Well, this is straight from the desk of “didn’t see that coming,” but search engine toolkit company Ahrefs just told me they’ve been working on their very own search engine on the sly, plowing $60 million of resources into its own search engine, called Yep. It’s a unique proposition, running its own search index, rather than relying on APIs from Google or Bing.

As for the name? I dunno; Yep seems pretty daft to me, but I guess at least the name is one character shorter than Bing, the other major search engine I’ll only ever use by accident. Name aside, Yep is taking a fresh new path through the world of internet advertising, claiming that it’s giving 90% of its ad revenues to content creators. The pitch is pretty elegant:

“Let’s say that the biggest search engine in the world makes $100B a year. Now, imagine if they gave $90B to content creators and publishers,” the company paints a picture of the future it wants to live in. “Wikipedia would probably earn a few billion dollars a year from its content. They’d be able to stop asking for donations and start paying the people who polish their articles a decent salary.”

It’s an impressively quixotic windmill to fight for the bootstrapped company Ahrefs. Its CEO sheds some light on why this makes sense to him:

“Creators who make search results possible deserve to receive payments for their work. We saw how YouTube’s profit-sharing model made the whole video-making industry thrive. Splitting advertising profits 90/10 with content authors, we want to give a push towards treating talent fairly in the search industry,” says Ahrefs founder and CEO, Dmytro Gerasymenko, and continues to make the point that his search engine is meant to be heavily privacy-forward. “We do save certain data on searches, but never in a personally identifiable way. For example, we will track how many times a word is searched for and the position of the link getting the most clicks. But we won’t create your profile for targeted advertising.”

Perhaps it sounds a little idealistic, but damn it, that’s what made me excited about Yep in the first place. It represents the faintest of echoes from a web more innocent and more hopeful than the social-media poisoned cesspool of chaos and fake news we often find ourselves in today.

I was a little surprised to learn that the company decided to spin up its own data centers — it claims it has more than 1,000 servers already spun up, storing more than 100 petabytes of data. It’s an odd choice, given that cloud-based solutions are usually more flexible, but Gerasymenko has a plan for that too, claiming that they are much more expensive for such extensive infrastructure, with a goal of hundreds or thousands of high-end servers running under full load 24/7.

Of course, this whole project didn’t start with a search engine — the company already had a huge dataset available from its day-to-day business. Ahrefs has been crawling and storing data about the web for 12 years to provide its customers with its core product: an SEO toolset. The search results are powered by its own crawler — AhrefsBot — which the company claims visits more than 8 billion web pages every 24 hours. The company claims the new search engine will be available in all countries and in most languages.

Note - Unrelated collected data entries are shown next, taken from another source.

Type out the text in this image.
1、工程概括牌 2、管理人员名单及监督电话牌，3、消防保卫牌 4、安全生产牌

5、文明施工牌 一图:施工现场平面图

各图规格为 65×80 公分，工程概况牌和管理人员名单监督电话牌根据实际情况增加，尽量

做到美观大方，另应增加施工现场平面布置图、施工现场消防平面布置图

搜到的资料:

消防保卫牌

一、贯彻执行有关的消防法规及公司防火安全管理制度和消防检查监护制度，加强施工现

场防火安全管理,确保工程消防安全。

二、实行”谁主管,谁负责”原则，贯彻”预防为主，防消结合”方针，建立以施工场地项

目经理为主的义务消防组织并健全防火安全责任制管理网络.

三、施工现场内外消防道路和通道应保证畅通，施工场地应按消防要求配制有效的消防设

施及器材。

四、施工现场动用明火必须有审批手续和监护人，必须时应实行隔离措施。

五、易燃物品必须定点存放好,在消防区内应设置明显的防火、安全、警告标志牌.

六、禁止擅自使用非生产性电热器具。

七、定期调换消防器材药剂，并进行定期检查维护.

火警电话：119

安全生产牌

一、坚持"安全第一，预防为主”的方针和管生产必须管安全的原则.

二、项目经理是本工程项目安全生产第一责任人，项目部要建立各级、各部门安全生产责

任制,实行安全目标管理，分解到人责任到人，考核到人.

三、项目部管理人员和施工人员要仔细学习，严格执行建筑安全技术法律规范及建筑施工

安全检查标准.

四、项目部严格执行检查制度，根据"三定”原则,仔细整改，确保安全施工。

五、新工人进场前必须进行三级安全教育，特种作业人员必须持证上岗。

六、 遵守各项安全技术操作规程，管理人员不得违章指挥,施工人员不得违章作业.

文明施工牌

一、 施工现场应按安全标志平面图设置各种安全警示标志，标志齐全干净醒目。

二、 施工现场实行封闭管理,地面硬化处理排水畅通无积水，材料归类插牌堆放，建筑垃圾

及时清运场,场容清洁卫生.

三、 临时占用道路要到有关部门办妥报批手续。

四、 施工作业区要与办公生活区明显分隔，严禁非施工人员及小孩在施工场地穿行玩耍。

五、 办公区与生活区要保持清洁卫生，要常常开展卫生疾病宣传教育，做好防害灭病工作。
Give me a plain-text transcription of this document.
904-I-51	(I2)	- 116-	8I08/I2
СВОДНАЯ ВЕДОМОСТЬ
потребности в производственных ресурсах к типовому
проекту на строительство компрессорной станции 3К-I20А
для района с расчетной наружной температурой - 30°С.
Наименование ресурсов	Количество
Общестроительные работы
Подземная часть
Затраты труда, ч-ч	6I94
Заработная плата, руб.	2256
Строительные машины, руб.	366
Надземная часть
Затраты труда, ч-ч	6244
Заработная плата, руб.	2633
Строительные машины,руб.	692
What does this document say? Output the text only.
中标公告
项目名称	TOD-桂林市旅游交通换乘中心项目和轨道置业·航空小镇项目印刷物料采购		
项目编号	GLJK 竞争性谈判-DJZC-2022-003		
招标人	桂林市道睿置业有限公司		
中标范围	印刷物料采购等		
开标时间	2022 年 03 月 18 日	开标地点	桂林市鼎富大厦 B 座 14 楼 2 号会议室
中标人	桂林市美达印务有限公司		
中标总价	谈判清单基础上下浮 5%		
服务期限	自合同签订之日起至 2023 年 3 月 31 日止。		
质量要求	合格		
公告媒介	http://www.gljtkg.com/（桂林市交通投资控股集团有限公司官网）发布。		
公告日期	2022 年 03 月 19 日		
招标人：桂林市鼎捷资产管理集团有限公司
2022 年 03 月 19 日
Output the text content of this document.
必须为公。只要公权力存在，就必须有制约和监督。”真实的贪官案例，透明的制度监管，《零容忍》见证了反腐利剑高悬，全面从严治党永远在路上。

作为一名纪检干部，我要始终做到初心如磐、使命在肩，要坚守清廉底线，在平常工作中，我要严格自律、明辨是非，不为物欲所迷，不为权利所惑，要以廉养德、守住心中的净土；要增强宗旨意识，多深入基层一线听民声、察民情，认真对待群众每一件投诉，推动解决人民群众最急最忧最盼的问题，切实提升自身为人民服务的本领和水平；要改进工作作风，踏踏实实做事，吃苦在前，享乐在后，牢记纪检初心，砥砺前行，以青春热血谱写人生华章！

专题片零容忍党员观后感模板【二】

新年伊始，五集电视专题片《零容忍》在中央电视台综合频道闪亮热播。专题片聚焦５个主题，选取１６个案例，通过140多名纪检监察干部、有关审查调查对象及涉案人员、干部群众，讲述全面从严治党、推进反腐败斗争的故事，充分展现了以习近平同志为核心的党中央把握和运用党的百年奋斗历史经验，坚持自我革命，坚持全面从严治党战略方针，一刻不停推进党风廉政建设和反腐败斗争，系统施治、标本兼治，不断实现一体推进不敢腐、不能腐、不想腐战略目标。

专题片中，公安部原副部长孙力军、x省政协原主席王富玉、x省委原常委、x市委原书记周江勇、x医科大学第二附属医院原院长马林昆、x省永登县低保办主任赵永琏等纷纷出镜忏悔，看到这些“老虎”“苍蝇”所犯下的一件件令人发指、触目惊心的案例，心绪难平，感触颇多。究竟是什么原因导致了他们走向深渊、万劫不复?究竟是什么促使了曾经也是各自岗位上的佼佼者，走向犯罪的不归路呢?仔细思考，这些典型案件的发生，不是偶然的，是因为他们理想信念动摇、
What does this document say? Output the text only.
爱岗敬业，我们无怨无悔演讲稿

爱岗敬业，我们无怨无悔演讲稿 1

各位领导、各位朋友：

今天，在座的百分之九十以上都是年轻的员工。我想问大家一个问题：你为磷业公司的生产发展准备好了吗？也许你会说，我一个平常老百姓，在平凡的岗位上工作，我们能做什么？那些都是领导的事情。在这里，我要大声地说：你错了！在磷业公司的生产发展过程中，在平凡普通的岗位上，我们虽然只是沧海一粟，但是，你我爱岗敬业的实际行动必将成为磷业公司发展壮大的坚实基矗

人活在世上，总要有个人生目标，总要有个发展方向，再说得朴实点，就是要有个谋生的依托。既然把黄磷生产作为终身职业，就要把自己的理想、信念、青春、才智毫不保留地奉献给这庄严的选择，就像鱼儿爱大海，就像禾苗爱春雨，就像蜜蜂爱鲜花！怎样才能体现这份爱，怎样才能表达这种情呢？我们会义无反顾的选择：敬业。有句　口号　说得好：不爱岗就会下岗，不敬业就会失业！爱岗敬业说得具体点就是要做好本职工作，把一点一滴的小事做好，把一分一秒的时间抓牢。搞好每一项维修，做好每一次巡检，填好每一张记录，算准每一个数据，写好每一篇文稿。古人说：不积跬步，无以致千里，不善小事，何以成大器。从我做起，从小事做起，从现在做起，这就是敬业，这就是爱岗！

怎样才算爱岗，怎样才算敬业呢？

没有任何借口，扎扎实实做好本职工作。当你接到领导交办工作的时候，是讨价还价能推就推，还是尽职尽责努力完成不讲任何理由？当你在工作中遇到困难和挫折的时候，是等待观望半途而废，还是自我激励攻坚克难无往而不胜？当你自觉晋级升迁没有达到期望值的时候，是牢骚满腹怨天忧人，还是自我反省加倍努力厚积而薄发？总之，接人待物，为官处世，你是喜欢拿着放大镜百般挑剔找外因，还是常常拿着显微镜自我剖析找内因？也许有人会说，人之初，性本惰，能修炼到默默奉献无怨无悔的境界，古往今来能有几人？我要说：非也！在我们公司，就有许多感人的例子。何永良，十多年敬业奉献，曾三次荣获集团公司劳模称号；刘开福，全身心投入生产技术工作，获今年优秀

So, er, $60 million without external investment? That’s a lot of dough — where did it all come from? The company explains that it re-invested its revenues from its paid subscriptions. The company claims it currently has $100 million worth of revenues per year from its more than 50,000 customers, and has shunned external investment so far. The company has 90 employees and is headquartered in Singapore. The search engine project has a team of 11 — including data scientists, backend engineers and front-end developers. Gerasymenko himself is playing an active role in building the search engine, the company tells me.